The Trump effect is not limited to manufacturing or FMCG industries, his election have the entire Silicon Valley concerned. Many feel Trump will pass stringent immigration laws preventing foreign workers from moving to the U.S. which will have a significant impact on the I.T. industry. In a speech last March, Trump specifically targeted H visas and declared his intention to forever end the use of H-1B as a cheap labor program, and reaffirmed his aversion for outsourcing and the need to bring manufacturing jobs back home in the U.S. This has also rung alarm bells in the Indian IT Sector because Indians have been consistently awarded a significant number of H-1B visas in the IT Sector. Companies like Tata Consultancy Services (TCS), Infosys and Wipro depend on the H-1B program to service their clients in the U.S. The H-1B visa is a non-immigrant visa that allows U.S. companies to employ foreign workers in specialty occupations that require theoretical or technical expertise in specialized fields. The H-1B quota is set at a total of 85,000 (65,000 plus an additional 20,000 for International students that graduate with master's degree or higher from a U.S. University).

Proponents of the H-1B visa program have stated for years that the U.S. lacks the workforce to fill the specialized knowledge jobs in the IT Sector. Critics have criticized the program calling it a source of cheap labor. In light of the fact that the H-1B visa holders have to be compensated, according to prevailing wage for their profession, the cheap labor argument has little teeth. Trump has proposed raising the minimum prevailing wage for H-1B workers to take away the financial incentive of hiring international workforce. Senators Bill Nelson of the Democratic Party and Jeff Sessions of the Republican Party introduced in Congress to reduce the H-1B quota by 15,000 and reserve it only for high income positions.

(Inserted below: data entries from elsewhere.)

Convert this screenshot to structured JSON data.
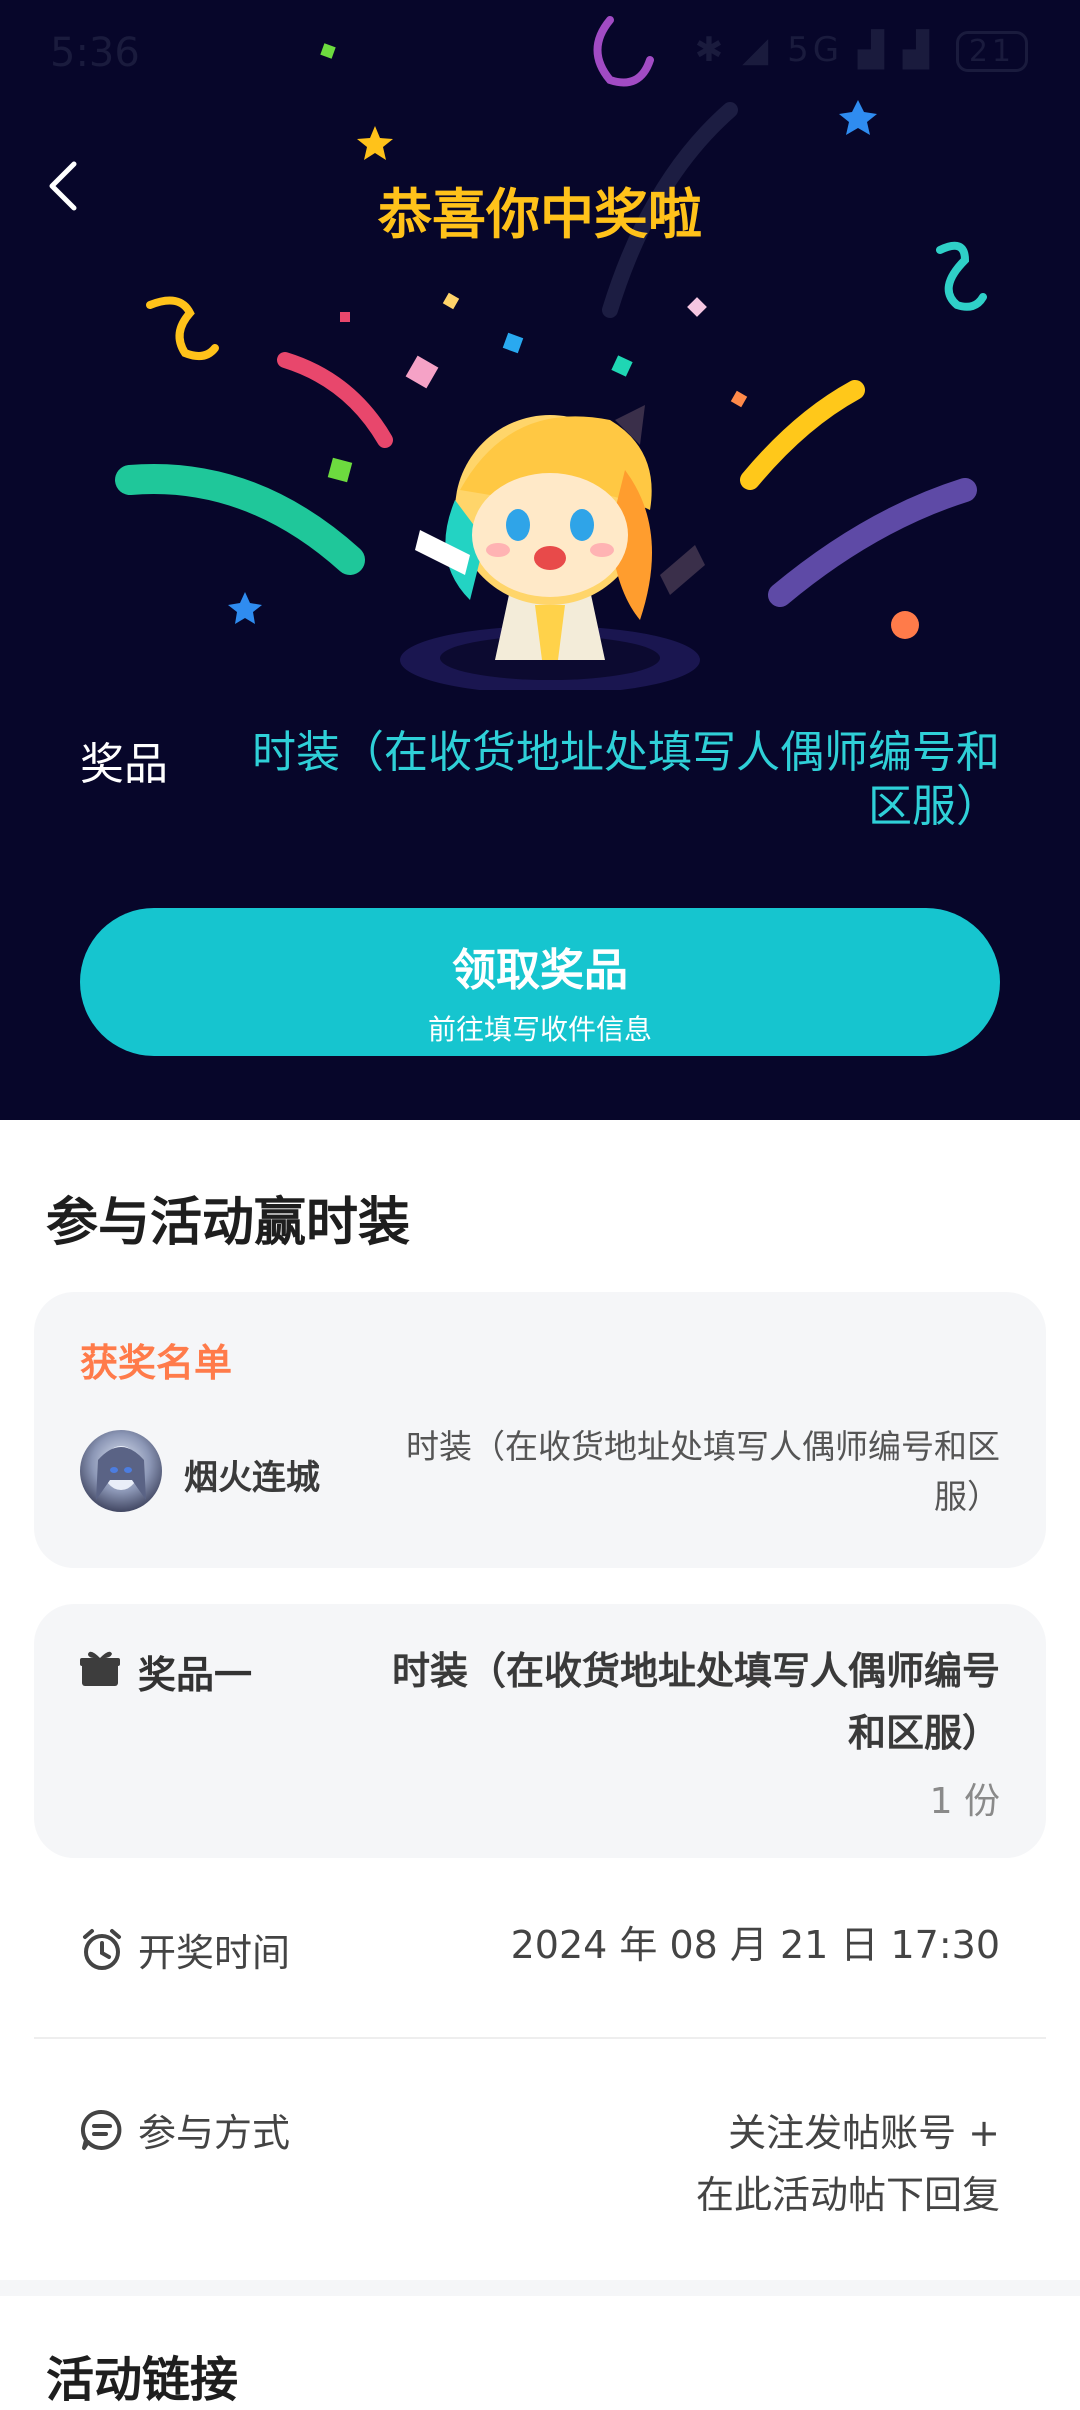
{
  "status_bar": {
    "time": "5:36",
    "icons": [
      "bluetooth-icon",
      "mute-icon",
      "signal-icon",
      "wifi-icon"
    ],
    "network_text": "5G",
    "battery": "21"
  },
  "hero": {
    "title": "恭喜你中奖啦",
    "prize_label": "奖品",
    "prize_text": "时装（在收货地址处填写人偶师编号和区服）",
    "claim_button": {
      "title": "领取奖品",
      "subtitle": "前往填写收件信息"
    },
    "colors": {
      "background": "#07062a",
      "title": "#ffc21a",
      "accent": "#16c5cf"
    }
  },
  "section_title": "参与活动赢时装",
  "winners": {
    "heading": "获奖名单",
    "items": [
      {
        "name": "烟火连城",
        "prize": "时装（在收货地址处填写人偶师编号和区服）"
      }
    ]
  },
  "prize_card": {
    "tier": "奖品一",
    "name": "时装（在收货地址处填写人偶师编号和区服）",
    "count": "1 份"
  },
  "draw_time": {
    "label": "开奖时间",
    "value": "2024 年 08 月 21 日 17:30"
  },
  "join_method": {
    "label": "参与方式",
    "line1": "关注发帖账号 +",
    "line2": "在此活动帖下回复"
  },
  "link_section": {
    "title": "活动链接"
  }
}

Does it make sense financially to do away with H-1B visa or reduce the number of visas issued each year? Not really. The last time the H-1B visa quota was reduced it gave a boost to outsourcing. It was a win-win for the private companies and for foreign countries where the jobs were outsourced, the only loser was America. Not only did America as a country lose jobs to countries like India and China, they also lost the ability to impose income tax on foreign workers because they were employed overseas, hence, losing significant revenues. Although a reduction of quota will significantly impact Indian I.T. sector, it will also prove to be counter-productive to the U.S. I.T. sector. This will also have a ripple effect in the education industry. A reduction in H-1B quota will make U.S. less attractive to foreign students. Most foreign students take large student loans to study in the U.S. in the hopes of getting employed in U.S. and repaying their debt. A lot of foreign students will not consider the U.S. for higher education due to a lack of opportunity. Realistically, the H-1B program is essential for the American economy. It is essential for innovation in the IT industry because it keeps the labor costs in check which allows capital to be invested in research and development. It is hard to imagine that the H-1B program will be done away with. However, it does seem realistic that the H-1B quota will be reduced and the prevailing wage will be increased to promote hiring of American workers. American IT companies will have to explore hiring of American workers and balance the cost by outsourcing more jobs abroad.